Nach 40 Jahren „ist es mal gut“

Die Gemeinde Rehlingen-Siersburg gibt es seit 1974. Genauso lange sitzt der Politiker, Unternehmer und Macher Leo Petry für die SPD im Gemeinderat. Zur Kommunalwahl am 25. Mai tritt der Gerlfanger nicht mehr an. Aber von Ruhestand keine Spur.

Leo Petry ist Langstreckenläufer. Er selbst drückt es so aus: "Ich bin ein Vertreter der Nachhaltigkeit." So liest sich auch seine Vita. Er war 20 Jahre VSE-Chef, fast 30 Jahre Ortsvorsteher von Gerlfangen, ist 45 Jahre verheiratet ("mit derselben Frau") und seit 40 Jahren im Gemeinderat Rehlingen-Siersburg.

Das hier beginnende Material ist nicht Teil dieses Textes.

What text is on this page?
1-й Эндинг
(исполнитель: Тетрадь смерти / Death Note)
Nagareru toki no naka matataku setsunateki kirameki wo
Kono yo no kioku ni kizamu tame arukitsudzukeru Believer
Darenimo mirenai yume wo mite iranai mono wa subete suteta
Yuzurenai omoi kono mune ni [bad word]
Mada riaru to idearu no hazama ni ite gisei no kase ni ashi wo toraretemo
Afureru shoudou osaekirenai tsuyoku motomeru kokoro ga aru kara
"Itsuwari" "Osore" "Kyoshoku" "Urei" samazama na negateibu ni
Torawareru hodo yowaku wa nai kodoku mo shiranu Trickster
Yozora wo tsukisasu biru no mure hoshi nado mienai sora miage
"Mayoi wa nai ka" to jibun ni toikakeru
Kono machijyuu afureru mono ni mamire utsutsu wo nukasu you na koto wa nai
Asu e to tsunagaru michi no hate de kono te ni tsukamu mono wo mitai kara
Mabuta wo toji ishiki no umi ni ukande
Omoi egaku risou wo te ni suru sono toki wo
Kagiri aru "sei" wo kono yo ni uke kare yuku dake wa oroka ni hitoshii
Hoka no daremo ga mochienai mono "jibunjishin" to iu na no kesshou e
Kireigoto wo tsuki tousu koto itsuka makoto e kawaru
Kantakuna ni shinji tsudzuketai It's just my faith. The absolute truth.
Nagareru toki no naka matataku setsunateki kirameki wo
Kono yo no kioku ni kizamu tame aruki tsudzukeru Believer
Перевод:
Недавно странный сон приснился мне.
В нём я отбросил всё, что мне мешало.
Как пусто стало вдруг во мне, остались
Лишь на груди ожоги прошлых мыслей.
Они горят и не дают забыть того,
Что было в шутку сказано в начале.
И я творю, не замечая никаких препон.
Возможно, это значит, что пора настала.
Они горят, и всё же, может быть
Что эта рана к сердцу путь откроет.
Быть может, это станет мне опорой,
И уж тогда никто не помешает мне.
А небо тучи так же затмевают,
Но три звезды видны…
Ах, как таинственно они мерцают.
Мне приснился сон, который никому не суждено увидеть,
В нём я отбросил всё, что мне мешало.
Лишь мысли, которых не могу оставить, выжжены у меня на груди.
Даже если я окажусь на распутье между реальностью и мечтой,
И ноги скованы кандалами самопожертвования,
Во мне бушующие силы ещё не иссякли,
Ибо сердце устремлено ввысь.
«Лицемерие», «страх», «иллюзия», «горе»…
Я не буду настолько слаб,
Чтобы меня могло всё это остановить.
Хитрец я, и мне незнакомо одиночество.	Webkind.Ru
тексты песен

Diese Ära geht mit der Kommunalwahl am 25. Mai zu Ende. Der namhafte Sozialdemokrat tritt nach vier Jahrzehnten im Siersburger Rathaussaal nicht mehr an. "Ich habe viel Spaß und Glück gehabt. Der Anfang war schwer, dann hat es gefluppt. Jetzt ist es auch mal gut." Er wolle Platz machen für die Jungen. Doch Ruhestand ist seine Sache nicht. Engagiert und heimatverbunden war der 65-Jährige stets.

Es herrschte Krisenstimmung, als der Rat der Gemeinde Rehlingen-Siersburg 1974 erstmals zusammentrat. Petry war 26 und Fraktionschef. "Es war eine schwere Geburt", erinnert sich der längstgediente Ratsherr der Gemeinde. Die landespolitisch verordnete Zusammenlegung von Rehlingen und Siersburg in der Gebietsreform galt vielen als Zumutung. Unter den 33 Räten ging es oft rau zu. "Die Stimmung ist heute ganz anders", sagt Petry. Man arbeite "sach- und ergebnisorientiert zusammen".

Die Bilanz nach 40 Jahren Ratspolitik ist positiv: "Erstens sind wir finanziell eine der solidesten Gemeinden im Saarland." Zudem ökologisch, kulturell und unternehmerisch gut aufgestellt, "lebens- und liebenswert". Die regionale Wertschöpfung ist dem Ökonom Petry immer Herzensangelegenheit gewesen. Als "Saarland-Überzeugungstäter" erteilt er daher den aktuellen Rufen nach einer neuen Gebietsreform eine Absage. "Eine Fusion kann immer nur der letzte Schritt sein. Sie zu fordern ist nicht vom Ende her gedacht." Es bringe nichts, "zwei kranke Gemeinden einfach zusammenzulegen". Eine gut durchdachte Kooperation sei besser als eine übereilte Fusion. Petry wählt klare Worte. "Die Politik muss sich mehr Mühe geben und mehr miteinander reden."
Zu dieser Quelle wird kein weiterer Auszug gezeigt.